Anantaram (Adoor Gopalakrishnan, 1987)

There is more truth in thoughts than in words.

For quite some time after the movie had ended, I was trying to think of the last time a movie had floored me and left me completely speechless like Anantaram, and the first thing that popped in my head was Persona, which incidentally enough dealt with something similar but the execution of the two movies cannot be further apart.



With Anantaram, Adoor Gopalkrishnan tries to explore his own bipolarity with the protagonist, Ajayan, and builds a character of him solely through his memories. But memories are ever-changing and ever deceiving, that take the shape of whatever is the situation at hand, and are terribly unreliable. This unreliability becomes the core of the narrative and through which Gopalkrishnan begins questioning the very identity of Ajayan. 

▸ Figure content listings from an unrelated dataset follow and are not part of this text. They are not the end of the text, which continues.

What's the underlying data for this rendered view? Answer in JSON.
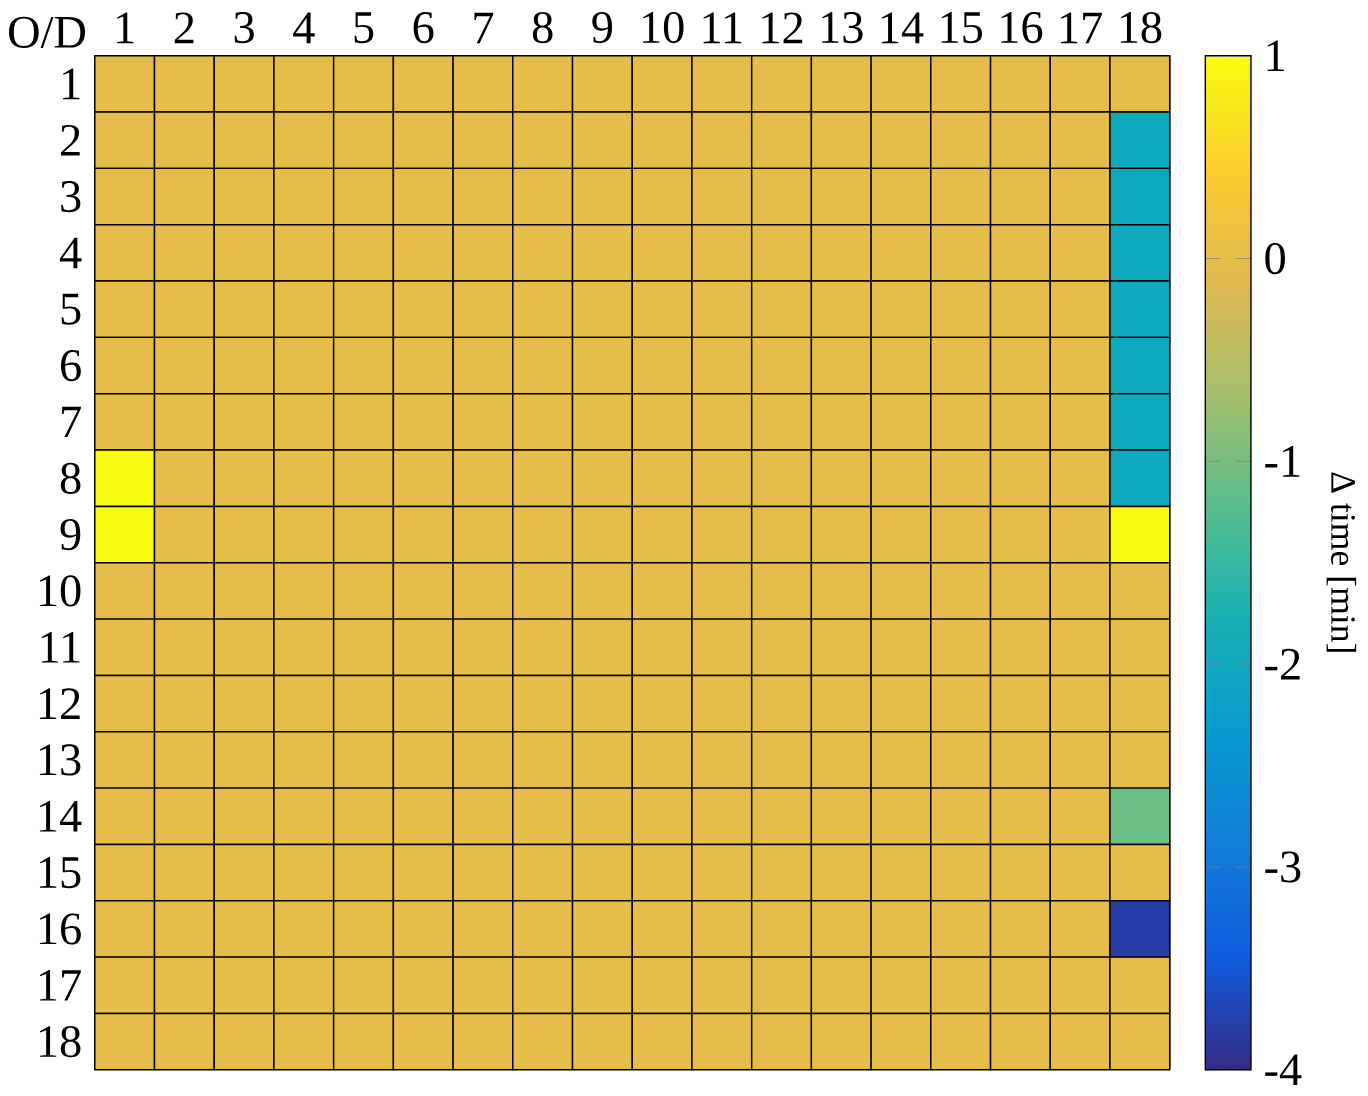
{
  "chart_data": {
    "type": "heatmap",
    "categories": [
      "1",
      "2",
      "3",
      "4",
      "5",
      "6",
      "7",
      "8",
      "9",
      "10",
      "11",
      "12",
      "13",
      "14",
      "15",
      "16",
      "17",
      "18"
    ],
    "y_categories": [
      "1",
      "2",
      "3",
      "4",
      "5",
      "6",
      "7",
      "8",
      "9",
      "10",
      "11",
      "12",
      "13",
      "14",
      "15",
      "16",
      "17",
      "18"
    ],
    "cells": [
      [
        0,
        0,
        0,
        0,
        0,
        0,
        0,
        0,
        0,
        0,
        0,
        0,
        0,
        0,
        0,
        0,
        0,
        0
      ],
      [
        0,
        0,
        0,
        0,
        0,
        0,
        0,
        0,
        0,
        0,
        0,
        0,
        0,
        0,
        0,
        0,
        0,
        -2
      ],
      [
        0,
        0,
        0,
        0,
        0,
        0,
        0,
        0,
        0,
        0,
        0,
        0,
        0,
        0,
        0,
        0,
        0,
        -2
      ],
      [
        0,
        0,
        0,
        0,
        0,
        0,
        0,
        0,
        0,
        0,
        0,
        0,
        0,
        0,
        0,
        0,
        0,
        -2
      ],
      [
        0,
        0,
        0,
        0,
        0,
        0,
        0,
        0,
        0,
        0,
        0,
        0,
        0,
        0,
        0,
        0,
        0,
        -2
      ],
      [
        0,
        0,
        0,
        0,
        0,
        0,
        0,
        0,
        0,
        0,
        0,
        0,
        0,
        0,
        0,
        0,
        0,
        -2
      ],
      [
        0,
        0,
        0,
        0,
        0,
        0,
        0,
        0,
        0,
        0,
        0,
        0,
        0,
        0,
        0,
        0,
        0,
        -2
      ],
      [
        1,
        0,
        0,
        0,
        0,
        0,
        0,
        0,
        0,
        0,
        0,
        0,
        0,
        0,
        0,
        0,
        0,
        -2
      ],
      [
        1,
        0,
        0,
        0,
        0,
        0,
        0,
        0,
        0,
        0,
        0,
        0,
        0,
        0,
        0,
        0,
        0,
        1
      ],
      [
        0,
        0,
        0,
        0,
        0,
        0,
        0,
        0,
        0,
        0,
        0,
        0,
        0,
        0,
        0,
        0,
        0,
        0
      ],
      [
        0,
        0,
        0,
        0,
        0,
        0,
        0,
        0,
        0,
        0,
        0,
        0,
        0,
        0,
        0,
        0,
        0,
        0
      ],
      [
        0,
        0,
        0,
        0,
        0,
        0,
        0,
        0,
        0,
        0,
        0,
        0,
        0,
        0,
        0,
        0,
        0,
        0
      ],
      [
        0,
        0,
        0,
        0,
        0,
        0,
        0,
        0,
        0,
        0,
        0,
        0,
        0,
        0,
        0,
        0,
        0,
        0
      ],
      [
        0,
        0,
        0,
        0,
        0,
        0,
        0,
        0,
        0,
        0,
        0,
        0,
        0,
        0,
        0,
        0,
        0,
        -1.1
      ],
      [
        0,
        0,
        0,
        0,
        0,
        0,
        0,
        0,
        0,
        0,
        0,
        0,
        0,
        0,
        0,
        0,
        0,
        0
      ],
      [
        0,
        0,
        0,
        0,
        0,
        0,
        0,
        0,
        0,
        0,
        0,
        0,
        0,
        0,
        0,
        0,
        0,
        -3.8
      ],
      [
        0,
        0,
        0,
        0,
        0,
        0,
        0,
        0,
        0,
        0,
        0,
        0,
        0,
        0,
        0,
        0,
        0,
        0
      ],
      [
        0,
        0,
        0,
        0,
        0,
        0,
        0,
        0,
        0,
        0,
        0,
        0,
        0,
        0,
        0,
        0,
        0,
        0
      ]
    ],
    "clim": [
      -4,
      1
    ],
    "cticks": [
      -4,
      -3,
      -2,
      -1,
      0,
      1
    ],
    "clabel": "Δ time [min]",
    "annotations": [
      "O/D"
    ]
  }
}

Along with the said unreliability, the duality is present almost throughout the movie and it's easy to choose one story over the other based on one's worldview and say one is reality and the other is an imagination of his life. But with unreliable narrator comes the added conundrum of the fact that both are equally deceptive and that thought raised twice as many questions as the ones I had when I finished the movie. Was Ajayan we saw at first the idealised version of what he thought he could be or was Ajayan a child prodigy who failed to reach the success he was expected to? Was Ajayan's torment a result of the burden of his talent or was it a direct correlation to the torture he faced at the hands of three house helps? Was Ajayan always jealous of Balu because of his achievements or was the jealously only because of his wife? Was Nalini ever real? Or was all of this true? Or none of it and it's a complete fabrication of a fractured mind? 




But above all, after I went through all of these questions the only thing that felt like a solution was that this stream of thinking was an exercise in vanity and that the different realities of Ajayan's life is true as long as he wants to believe it's true, and that reality ceases to exist once he rejects the said reality.




I know for certain I have only barely scratched the surface of the movie and I need a couple of rewatches to completely get the themes of what Adoor Gopalkrishnan was going for but as for now, I'll satisfy myself with what little I've understood of the movie.